Quindi la poltrona diventa un simbolo di proprietà: quello è un oggetto suo, poteva essere anche la bottiglia della birra.
“Ma si. Potrebbe essere anche un riferimento vago a un Re Lear ma poi diventa anche generica la cosa. Penso che ci sia da parte di Pinter anche un’ intenzione, una volontà di appassionare un pubblico a una storia con tutti gli ingredienti che di solito la storia gialla ha: quella della suspense, dell’ attesa di avvenimenti che incombono e quindi la poltrona fa parte del modo di raccontare questa storia. Non credo che il simbolo prevalga su quella che è la quotidianità della rappresentazione, ecco”.
In una nota critica riportata sul programma di sala viene detto che il ritorno a casa, inteso come evento che si declina nel tragico o quantomeno nel drammatico, è abbastanza una costante nel teatro: pensiamo alle tragedie greche. Effettivamente quando arriva qualcuno in un testo, che sia teatrale o cinematografico o televisivo, è quasi sempre per creare scompiglio nella vicenda. Per cui, pur essendo un teatro nuovo e moderno, segue degli archetipi.
“Eh beh certo, l’origine di un drammaturgo sprofonda le sue radici nel teatro dei greci e nei teatri più antichi; è chiaro che ogni volta si rilegge alla luce della modernità”.
Lei da giovane ha lavorato a teatro con Zeffirelli, ha fatto Mercuzio nel Romeo e Giulietta di Shakespeare. Zeffirelli è scuramente molto diverso da Stein, così come sono diversi Shakespeare e Pinter. Il punto in comune è però che trattano di personaggi verosimili e di umanità. In mezzo a questi opposti che cosa troviamo secondo lei?
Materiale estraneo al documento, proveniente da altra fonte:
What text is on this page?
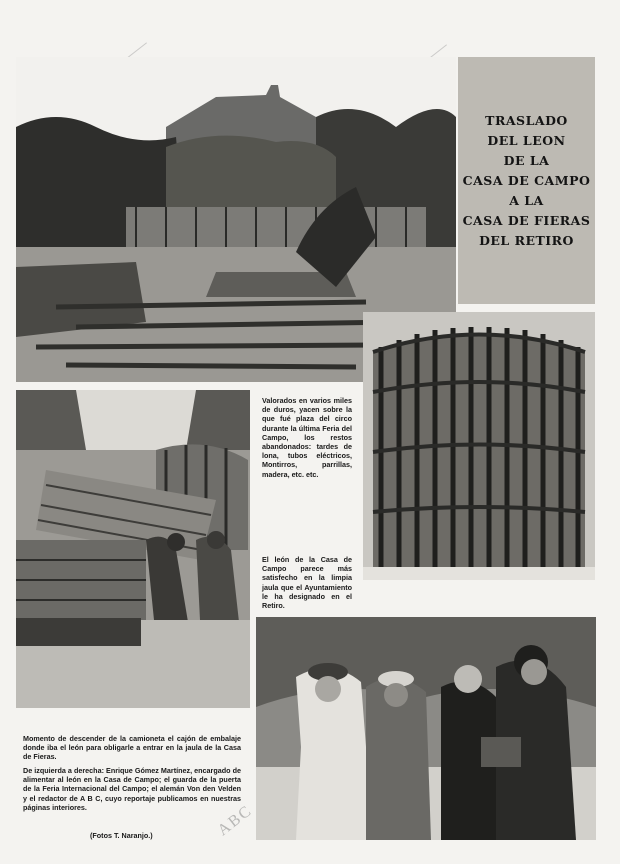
ABC
TRASLADO
DEL LEON
DE LA
CASA DE CAMPO
A LA
CASA DE FIERAS
DEL RETIRO
Valorados en varios miles de duros, yacen sobre la que fué plaza del circo durante la última Feria del Campo, los restos abandonados: tardes de lona, tubos eléctricos, Montirros, parrillas, madera, etc. etc.
El león de la Casa de Campo parece más satisfecho en la limpia jaula que el Ayuntamiento le ha designado en el Retiro.
Momento de descender de la camioneta el cajón de embalaje donde iba el león para obligarle a entrar en la jaula de la Casa de Fieras.
De izquierda a derecha: Enrique Gómez Martínez, encargado de alimentar al león en la Casa de Campo; el guarda de la puerta de la Feria Internacional del Campo; el alemán Von den Velden y el redactor de A B C, cuyo reportaje publicamos en nuestras páginas interiores.
(Fotos T. Naranjo.)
“Beh sa io ho fatto Romeo e Giulietta negli anni ‘60 e il mio incontro con Stein è avvenuto negli anni ’90, praticamente 40 anni dopo e in 40 anni ne succedono molte, anche il teatro cambia continuamente, evolve, si consuma nel giro di poco tempo, si deve rinnovare continuamente. Son sicuro che se oggi Zeffirelli facesse il Romeo e Giulietta lo rifarebbe in tutt’altro modo perché il teatro ha bisogno di un ricambio continuo proprio perché è una materia estremamente fragile, deperibile. Io mi sono trovato bene con Zeffirelli, che fra l’altro proponeva a un ragazzo di 22-23 anni un personaggio che di solito era proposto ad attori 45enni: Mercuzio non era distribuito a degli attori giovani o giovanissimi, invece lui ha avuto l’intuizione di dare un ruolo come quello di Mercuzio a un coetaneo di Romeo e ha creato un momento abbastanza nuovo per l’epoca. Stein ha fatto anche moltissima lirica e lì l’immagine è fondamentale lui lavora in maniera molto assidua con gli scenografi e i costumisti, i quali assistono a tutte le prove che lui fa con gli attori e sono alla costante ricerca fino a quando non si arriva, alla fine delle prove, a una formalizzazione visiva di quello che avviene sul palcoscenico. Ci arrivano per progressione, insieme, lavorando. Nel Tito Andronico di Shakespeare, che è il primo che ho fatto con Stein, ho visto che lui è alla ricerca, un work in progress continuo: scenografia molto semplice ma molto studiata ed elaborata proprio perché non prefabbrica mai, Stein, la scatola scenica in cui si svolge, la trova e la scopre man mano che approfondisce il rapporto con gli attori e coi cantanti e quindi c’è un’attenzione all’immagine estrema”.
L’immagine di Zeffirelli è molto ricca.
“Mah sa, Zeffirelli viene da Visconti, quindi il suo riferimento è quello. Visconti era un grande regista con una ricchezza visiva di particolari che oggi noi ce la sogniamo, ce l’avessimo un altro Visconti oggi. Però Visconti è stato fermato da Pinter, nel senso che lui ha preso una pièce che si chiamava “Old times”, l’ha messa in scena al Teatro Argentina a Roma e l’ha voluta mettere su un ring, cosa che non era assolutamente prevista o voluta dalle descrizioni scenografiche di Pinter. C’era Orsini, la Asti; quando Pinter l’ha vista ha levato i diritti a Visconti perché secondo lui aveva completamente stravolto il senso della pièce, che ha 3 personaggi. In realtà tutte le pièce si potrebbero mettere su un ring, fatto sta che quando Pinter vide lo spettacolo, venendo da Londra, lo fermò e venne tolto di scena”.